Thursday, January 17, 2013

A Little Bit of (Bad) Luck

Today I was discussing some of the issues that have come in to my life of the past few months. I was talking with a Wiccan, who I hadn't seen in several months, so we were more or less catching up. It was at this point that I realized that our spiritual paths and philosophies diverged drastically.

You see, there have been many unfortunate incidences that have occurred in my life over the past several months. Now, the situations that have come up have not been pleasant by any means. However, I never really looked at them as being a form of cosmic punishment or retribution. But that's exactly what she questioned me on.

First, she asked me who I pissed off; then, and she asked who I had wronged. I explained that we don't do that kind of stuff. We're not into hexing; we're not into cursing. We don't piss people off. We're actually really quiet and boring, and we stay home and watch TV.

Then I mentioned that, aside from all of the rather nasty things that have been happening, certain things in my life are actually going really well. I mentioned that I had finally found a serious motivation to work on my writing. I also mentioned that the writing was going really well, and that I had networking and contacts that I'd never even considered before.

She then suggested that we were not making appropriate offerings toward our gods. This is not only patently incorrect, but also rather inappropriate considering our gods do not demand offerings of us.

So she asked what I was writing about, and if that could have anything to do with my bad luck. I mentioned my science-fiction novel, and she said, "no, that's not it." So I said that the only thing I was working on with any kind of potential for offense was the Goddess of Ick. As soon as I mentioned it, she said. "Drop it."

Now, there's something that you have to understand at this point. The Goddess of Ick is an idea that has sprung from the collective experience and belief system of my entire spiritual life. This book is getting written, even if it's just for me. Telling me to "drop it" is definitely the wrong way to go. So I told her that... nicely.

She then suggested that I was being punished for vanity. After some clarification, I realized she was talking about my sense of pride and success in my writing. When we parted ways, I had a disturbing sensation. I was distinctly uncomfortable. It took me a few minutes to figure out why: she was assuming that I had done something wrong.

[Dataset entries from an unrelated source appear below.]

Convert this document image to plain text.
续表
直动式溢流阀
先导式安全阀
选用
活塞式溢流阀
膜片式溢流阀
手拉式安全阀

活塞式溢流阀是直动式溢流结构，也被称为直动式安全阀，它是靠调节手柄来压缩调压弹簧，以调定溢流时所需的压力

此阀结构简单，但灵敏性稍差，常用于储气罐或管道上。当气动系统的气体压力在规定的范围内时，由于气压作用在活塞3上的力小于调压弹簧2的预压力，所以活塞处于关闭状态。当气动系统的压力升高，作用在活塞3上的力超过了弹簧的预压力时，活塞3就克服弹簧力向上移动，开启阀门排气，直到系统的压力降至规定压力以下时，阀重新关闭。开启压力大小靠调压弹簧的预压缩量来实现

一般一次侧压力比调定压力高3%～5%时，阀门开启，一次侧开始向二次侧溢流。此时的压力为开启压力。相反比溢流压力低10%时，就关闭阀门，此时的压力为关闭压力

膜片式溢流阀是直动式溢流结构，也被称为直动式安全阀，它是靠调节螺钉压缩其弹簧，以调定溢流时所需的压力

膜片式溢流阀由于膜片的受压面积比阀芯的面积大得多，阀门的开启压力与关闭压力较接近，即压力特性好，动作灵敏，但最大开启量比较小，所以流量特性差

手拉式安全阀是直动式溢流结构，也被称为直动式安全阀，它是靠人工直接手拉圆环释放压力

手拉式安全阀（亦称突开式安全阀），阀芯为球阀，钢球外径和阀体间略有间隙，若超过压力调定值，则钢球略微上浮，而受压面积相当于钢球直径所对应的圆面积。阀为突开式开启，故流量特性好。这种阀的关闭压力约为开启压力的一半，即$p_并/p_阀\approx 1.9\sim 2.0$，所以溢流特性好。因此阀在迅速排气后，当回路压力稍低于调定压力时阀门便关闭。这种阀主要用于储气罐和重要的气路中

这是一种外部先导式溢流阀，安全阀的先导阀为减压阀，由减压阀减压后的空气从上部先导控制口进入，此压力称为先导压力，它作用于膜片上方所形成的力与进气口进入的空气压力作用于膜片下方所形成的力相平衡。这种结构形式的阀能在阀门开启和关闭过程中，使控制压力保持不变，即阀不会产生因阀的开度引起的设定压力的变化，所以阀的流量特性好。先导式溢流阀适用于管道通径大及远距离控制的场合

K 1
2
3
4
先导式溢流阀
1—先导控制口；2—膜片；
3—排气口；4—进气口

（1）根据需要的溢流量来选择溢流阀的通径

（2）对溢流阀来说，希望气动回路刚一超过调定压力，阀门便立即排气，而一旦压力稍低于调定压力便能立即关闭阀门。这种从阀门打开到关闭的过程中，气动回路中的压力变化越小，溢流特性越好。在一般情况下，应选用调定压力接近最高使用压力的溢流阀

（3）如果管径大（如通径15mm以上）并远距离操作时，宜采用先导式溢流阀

She seemed to truly believe that a person could only have this kind of general bad luck if they had either been bad, or redirected somebody's karma, or were otherwise being punished.

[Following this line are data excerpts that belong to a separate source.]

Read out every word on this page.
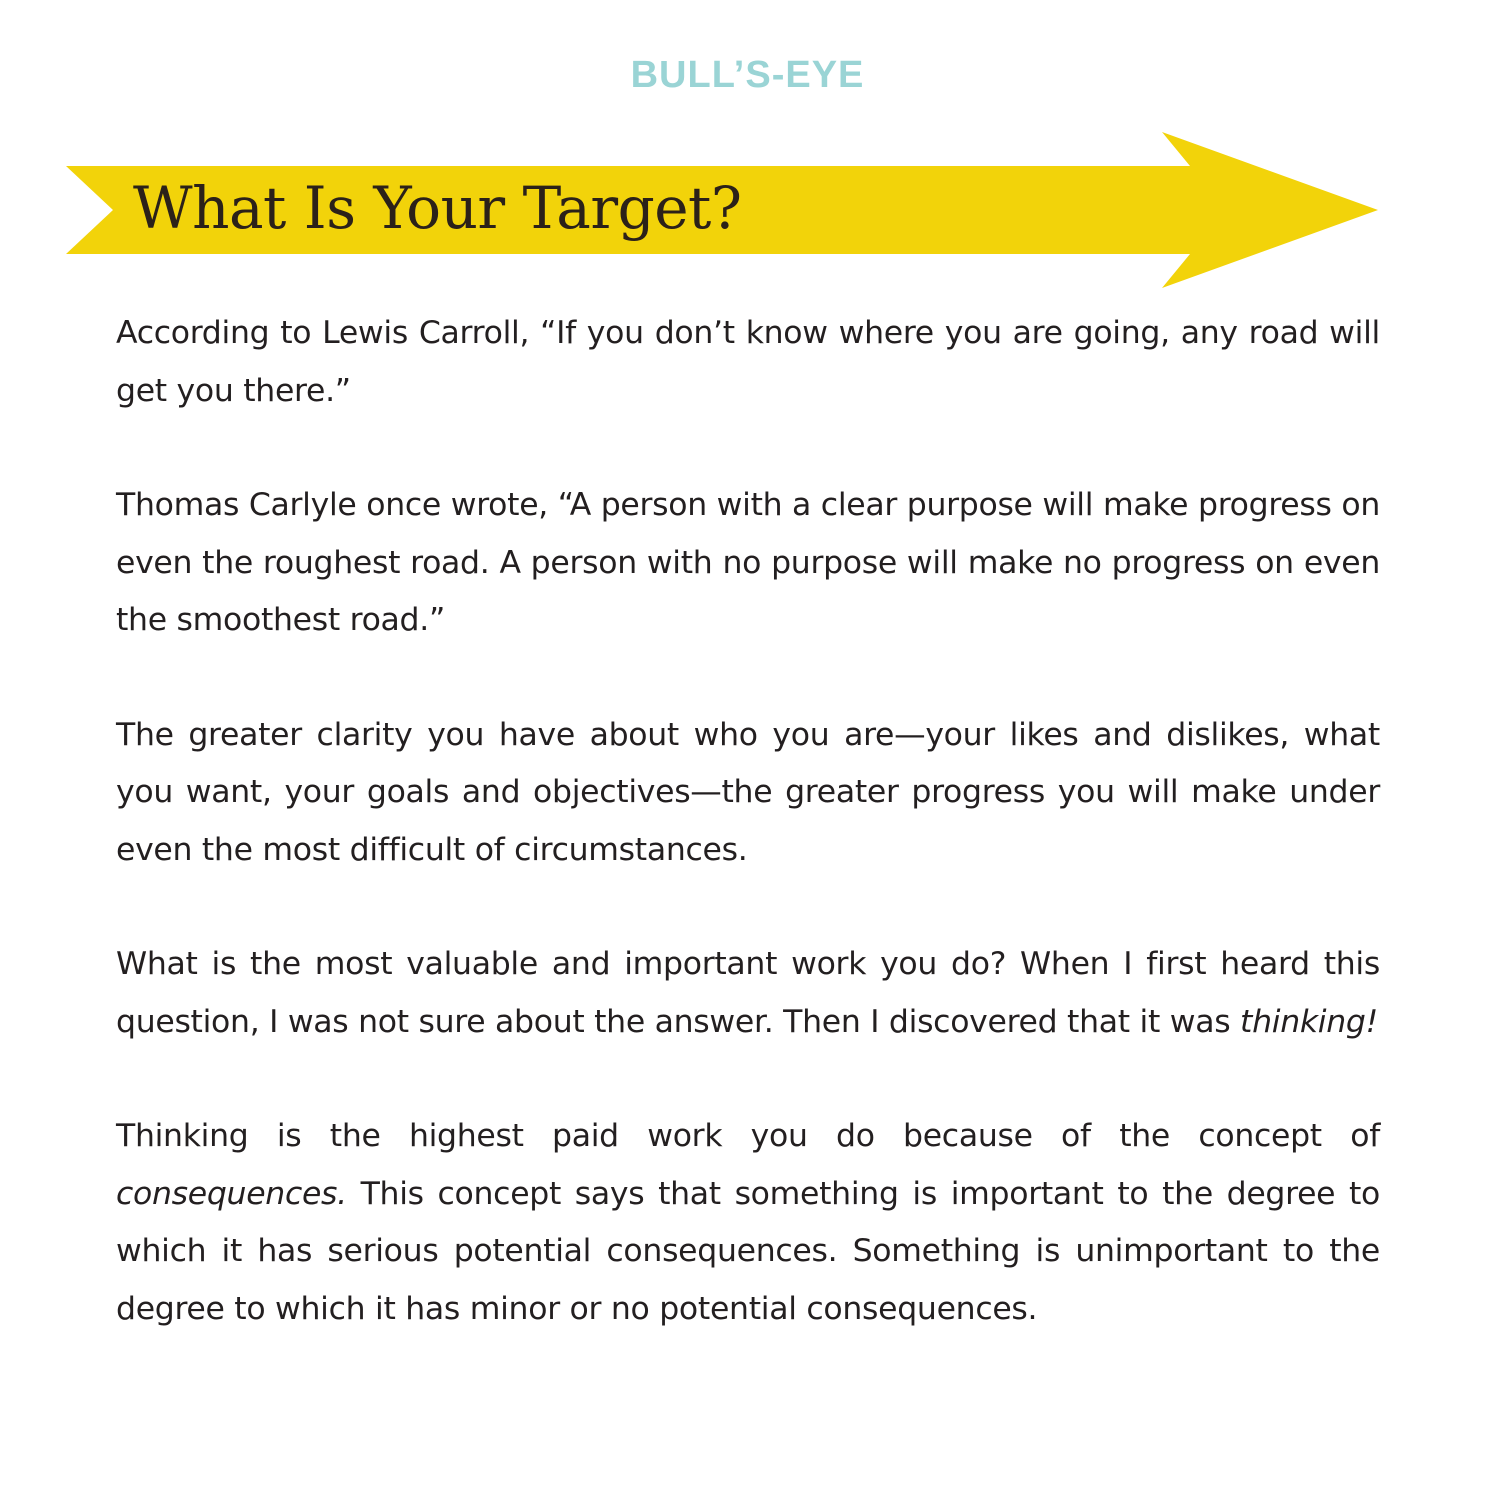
BULL’S-EYE
What Is Your Target?

According to Lewis Carroll, “If you don’t know where you are going, any road will get you there.”

Thomas Carlyle once wrote, “A person with a clear purpose will make progress on even the roughest road. A person with no purpose will make no progress on even the smoothest road.”

The greater clarity you have about who you are—your likes and dislikes, what you want, your goals and objectives—the greater progress you will make under even the most difficult of circumstances.

What is the most valuable and important work you do? When I first heard this question, I was not sure about the answer. Then I discovered that it was thinking!

Thinking is the highest paid work you do because of the concept of consequences. This concept says that something is important to the degree to which it has serious potential consequences. Something is unimportant to the degree to which it has minor or no potential consequences.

The thing is, it never crossed my mind that I was being punished. And I don't think that it's because I was being dense about it. Really this entire situation has felt more like fire. As in, the flames of the forge making one stronger.

Could I really be that delusional? Well, I don't think so.

2 comments:

  1. Not to incur the gods wrath, here but I feel as though they could do better if we were being punished. Honestly I agree with you I think this is just a bump in the road building up to something much greater and putting the fire under our proverbial asses to give us the desire to want to ascend to the next plateau in our lives.

    ReplyDelete
  2. It doesn't matter where we go or what we do, we will always have things that challenge us in our lives. People trying to understand why challenges occur just puzzle me to no end. Without these speed bumps, life would be boring.